Nuovo episodio della telenovela sulla legge elettorale: protagonista Matteo Renzi, “spalla” Angelino Alfano; il set a Roma, l’occasione la presentazione dell’ultimo libro di Bruno Vespa, nella serata del 18 dicembre. I leader dei due principali partiti della maggioranza siedevano di fianco a Vespa, improvvisato arbitro (foto by InfoPhoto).

Sono tutti d’accordo sulla necessità di cambiare in fretta questa legge. Sul come cambiarla tuttavia restano ancora troppe incognite. In particolare, non è chiaro se il varo di una nuova legge implichi nuove elezioni immediate. Il nuovo segretario del Partito democratico ha evidenziato, una volta di più, di avere fretta: “Io non ho la fregola delle elezioni, ma sulla legge elettorale bisogna fare presto; se non la facciamo entro le europee ci portano tutti via.

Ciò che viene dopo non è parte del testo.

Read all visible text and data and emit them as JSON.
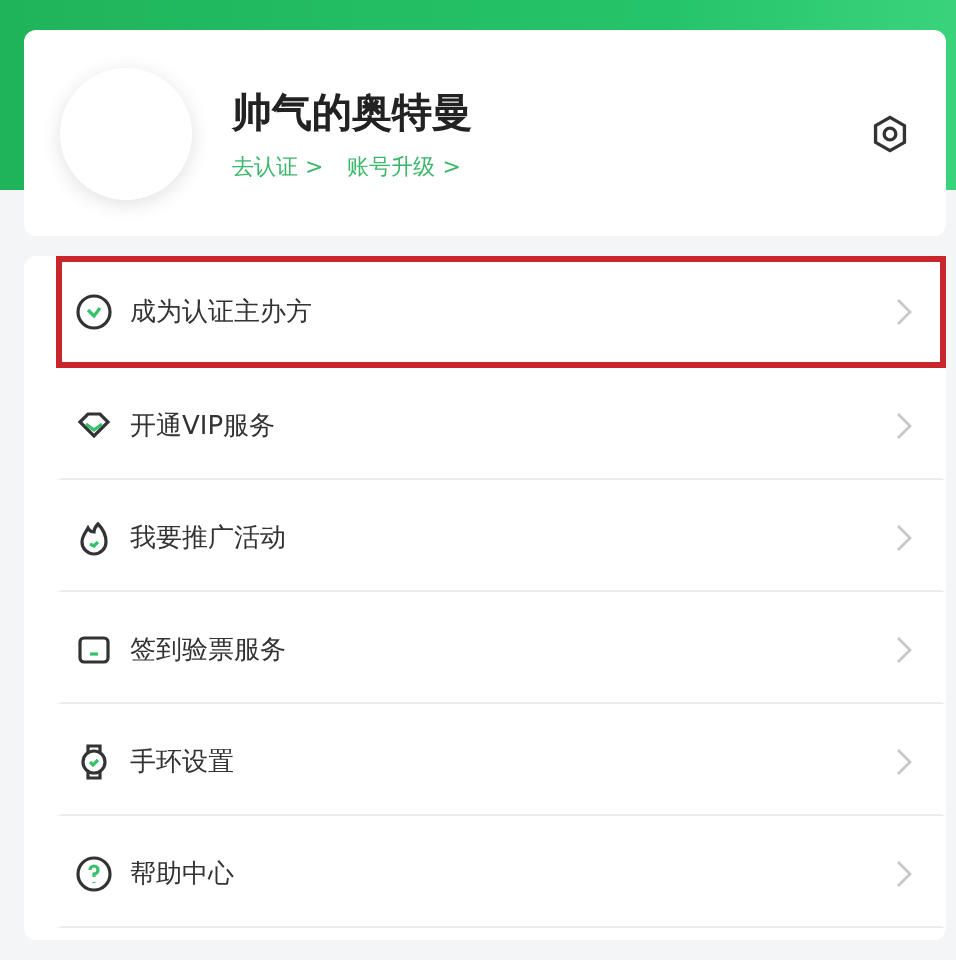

Per me il governo può durare fino al 2018, ma se non facciamo la legge elettorale ci vengono a prendere. Se c’è una cosa che voglio è un cambiamento radicale della tempistica e se si dice che si fanno le cose, questa volta si fanno“.

Ma il Pd non può fare tutto da solo. Ha bisogno degli altri partiti che formano questa maggioranza. Soprattutto il Nuovo centrodestra di Alfano, il partner più difficile. Renzi è diplomatico: “L’impegno è per una legge che sia la più condivisa possibile, da Fratelli d’Italia a Sel, passando per Forza Italia, Ncd, il Pd, la Lega e Scelta civica“.

Alfano da parte sua tenta di non lasciare tutti i riflettori all’ingombrante alleato-avversario: “Vorrei dire con chiarezza che l’Ncd vuole una legge elettorale e la vuole ben chiara. La sera del voto si sappia chi ha vinto, i cittadini si scelgano il parlamentare e chi vince deve avere un premio di maggioranza per governare. E vogliamo che sia fatta subito. E’ giusto, e chi si sottrae pagherà dazio“.